Вначале разговор не клеится, хотя подъесаул Рогозин и капитан Сомов — он, оказывается, не так уж плохо говорит по-немецки — усиленно пытаются завязать непринужденную беседу.
Но вот мы разворачиваем наши свертки, вынимаем водку, копченую колбасу, черный хлеб, и лед трогается.
На столе появляется немецкий коньяк и свиные консервы.
За трапезой быстро развязываются языки. Мой сосед, юный, розовощекий, голубоглазый, белобрысый офицер, просит называть себя Эдуардом и безбожно коверкает такое простое русское имя Алексей.
Разговор ведут Рогозин и Сомов. Они говорят о русской революции, о затянувшейся войне, о тяготах русского и немецкого народов. Немцы поддакивают, соглашаются, радушно улыбаются.
— Позвольте задать вам вопрос, господин офицер, — ободренный этими улыбками, обращается Сомов к хозяину блиндажа. — Мы не хотим войны. Нам не нужно чужого добра. Нам нужен только мир... Скажите, если мы уйдем по домам, вы не будете наступать?
Этот вопрос ставит в тупик офицера. Чуть помолчав, он сухо отвечает: [62]
— Мы тоже хотим мира. Но это от нас не зависит. Армия повинуется кайзеру.
Неопределенный ответ расхолаживает нас, но в стаканах налито вино, молодые офицеры поднимают тост за мир — и снова идет оживленный разговор.
Мы с Эдуардом отсаживаемся в сторонку и ведем горячую беседу.
Сейчас мне трудно понять, как ухитрились мы говорить друг с другом: он знал считанное число русских слов, мои познания в немецком языке, пожалуй, были еще скромнее. И все же я понял, что у его отца где-то в Вестфалии есть небольшой участок земли. Отец стар и болен. Старший брат убит два года назад. Он, Эдуард, остался единственным работоспособным мужчиной в семье. Ему не нужна война, он мечтает вернуться домой, заняться хозяйством, спасти мать и отца от голода и нищеты.
Увлекшись, Эдуард залпом выпивает все, что налито в его стакане. Захмелев, наклоняется ко мне и доверительно шепчет, что Германии нужна такая же революция, как в России. Тогда не кайзер и генералы, а сам народ решал бы свою судьбу и, конечно, непременно заключил бы мир...
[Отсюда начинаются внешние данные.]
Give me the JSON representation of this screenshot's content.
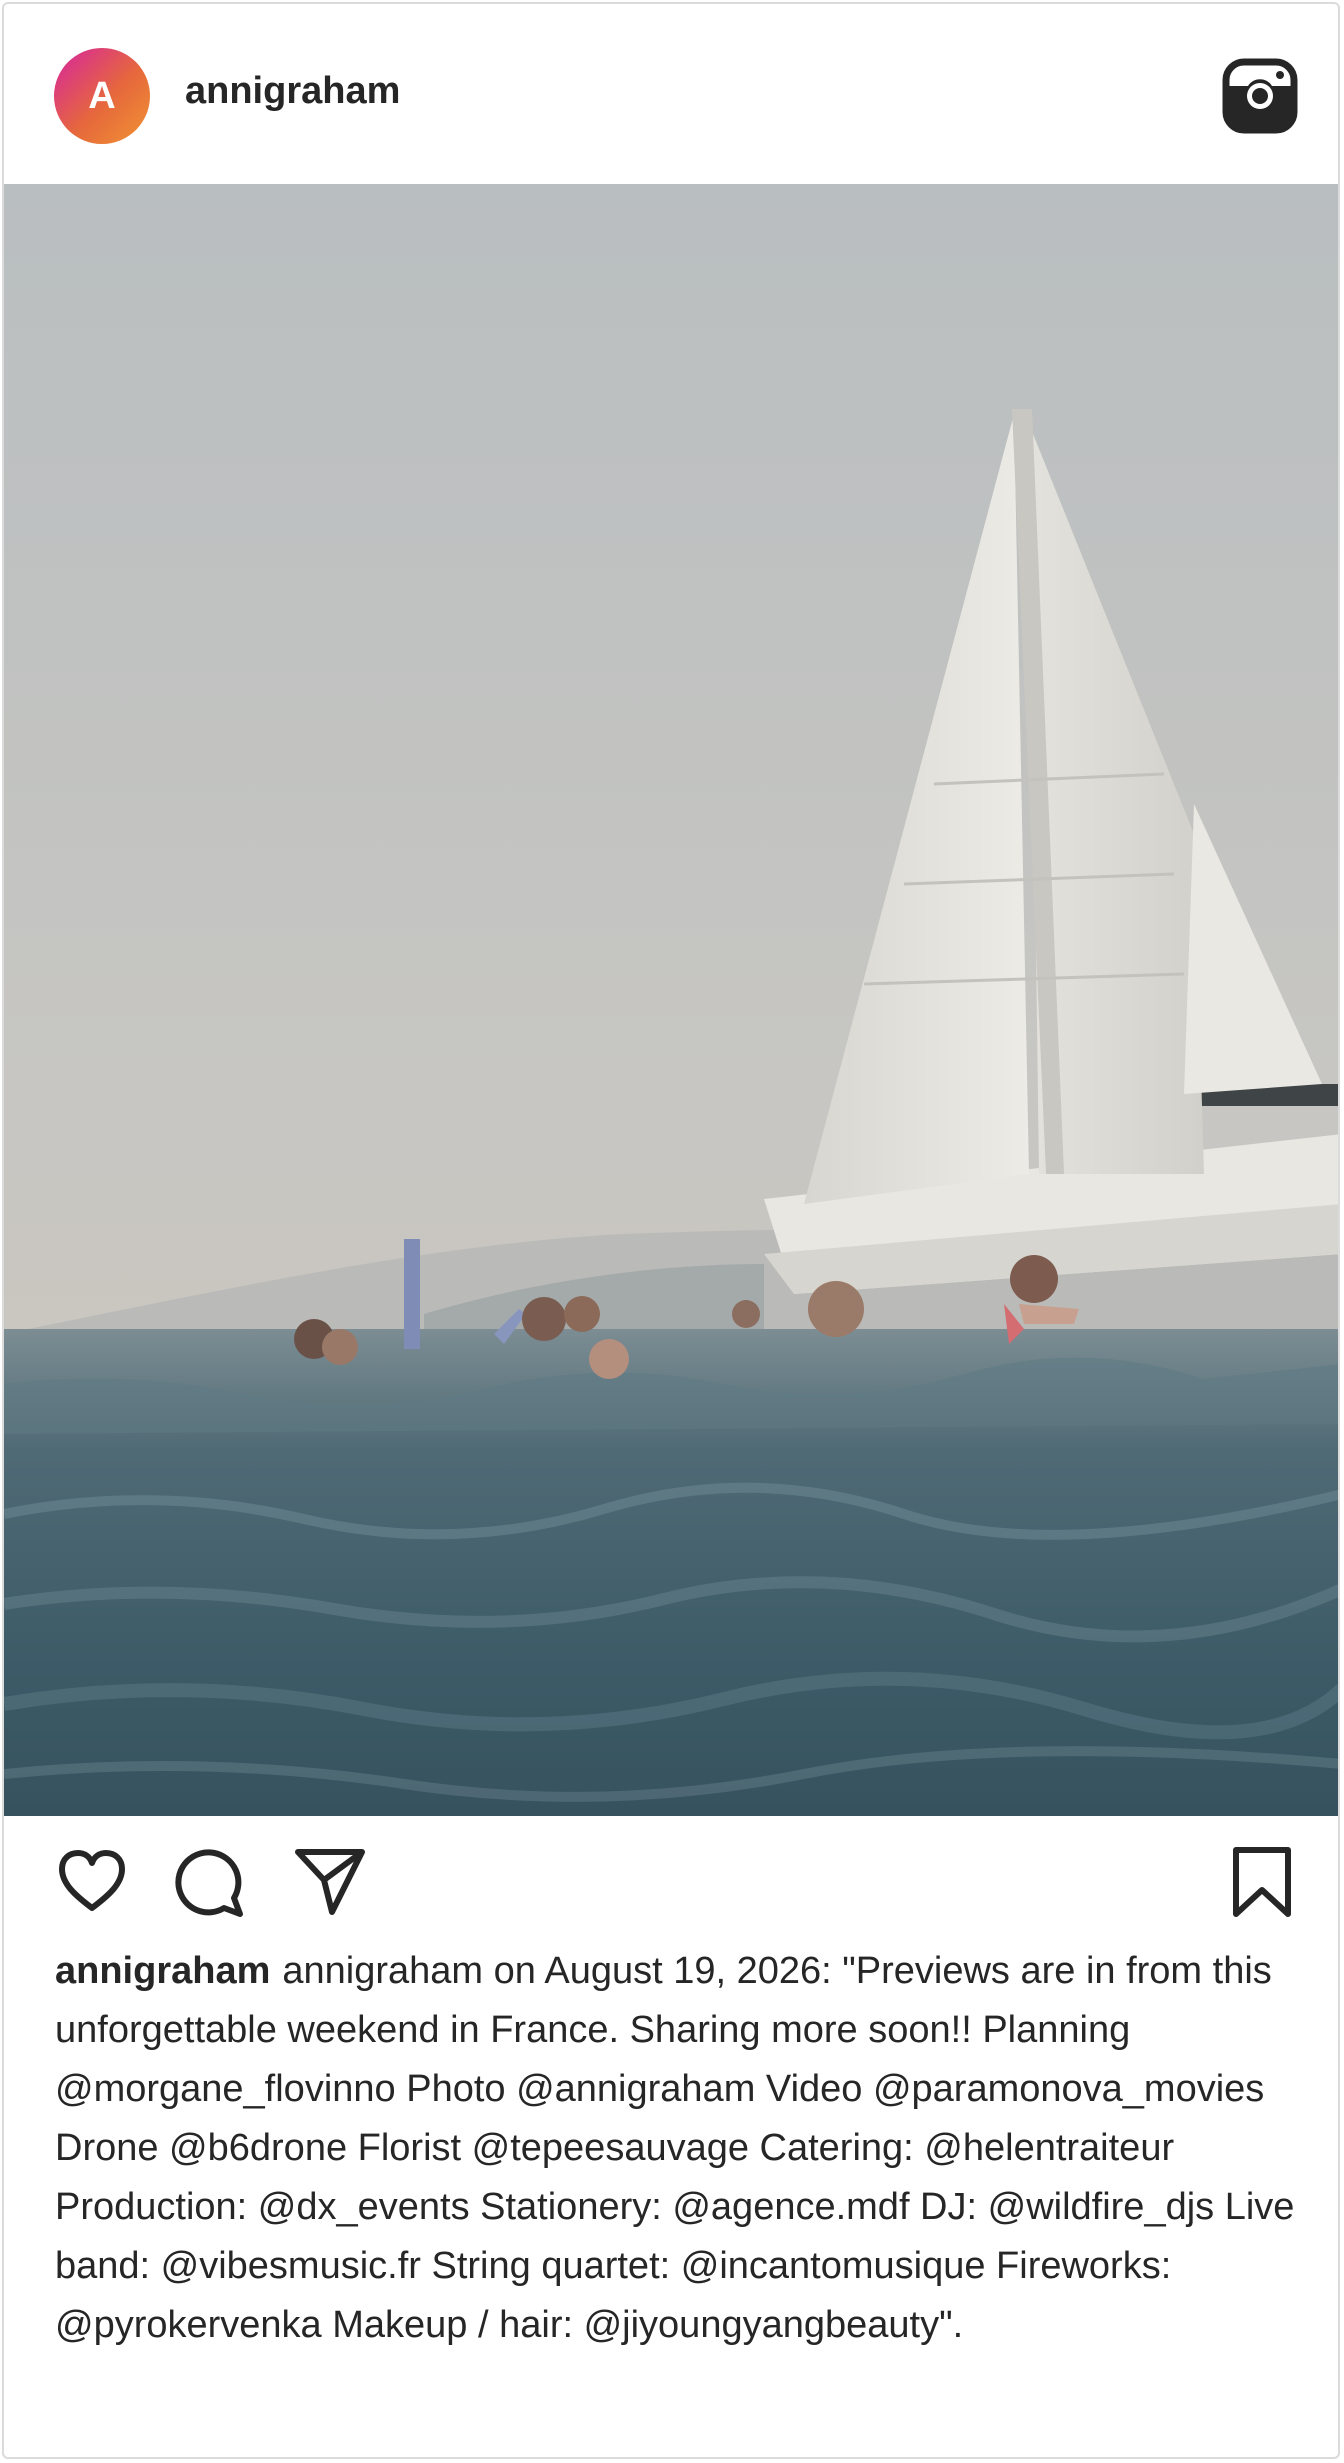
{
  "post": {
    "avatar_initial": "A",
    "username": "annigraham",
    "header_icon": "instagram-icon",
    "photo_icon": "photo-sailboat-swimmers",
    "actions": {
      "like_icon": "heart-icon",
      "comment_icon": "comment-icon",
      "share_icon": "share-icon",
      "save_icon": "bookmark-icon"
    },
    "caption_username": "annigraham",
    "caption_text": "annigraham on August 19, 2026: \"Previews are in from this unforgettable weekend in France. Sharing more soon!! Planning @morgane_flovinno Photo @annigraham Video @paramonova_movies Drone @b6drone Florist @tepeesauvage Catering: @helentraiteur Production: @dx_events Stationery: @agence.mdf DJ: @wildfire_djs Live band: @vibesmusic.fr String quartet: @incantomusique Fireworks: @pyrokervenka Makeup / hair: @jiyoungyangbeauty\"."
  },
  "colors": {
    "avatar_gradient": [
      "#d6249f",
      "#e6683c",
      "#f09433"
    ],
    "text": "#262626",
    "border": "#dbdbdb"
  }
}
В знак дружбы обмениваемся подарками: он дает мне маленький маузер, а я — часы.
Брезжит рассвет. Все слова сказаны, все вино выпито, пора расходиться.
Оглядываю землянку. Миши Столярова нет. Исчез и молодой офицер Фридрих, с которым Миша сидел за столом.
Выходим с Эдуардом в траншею. Останавливаемся около бойницы. Эдуард протягивает бинокль.
Мглистое утро. Серые низкие тучи. Пустынная, такая знакомая мне, «ничейная» полоса между окопами...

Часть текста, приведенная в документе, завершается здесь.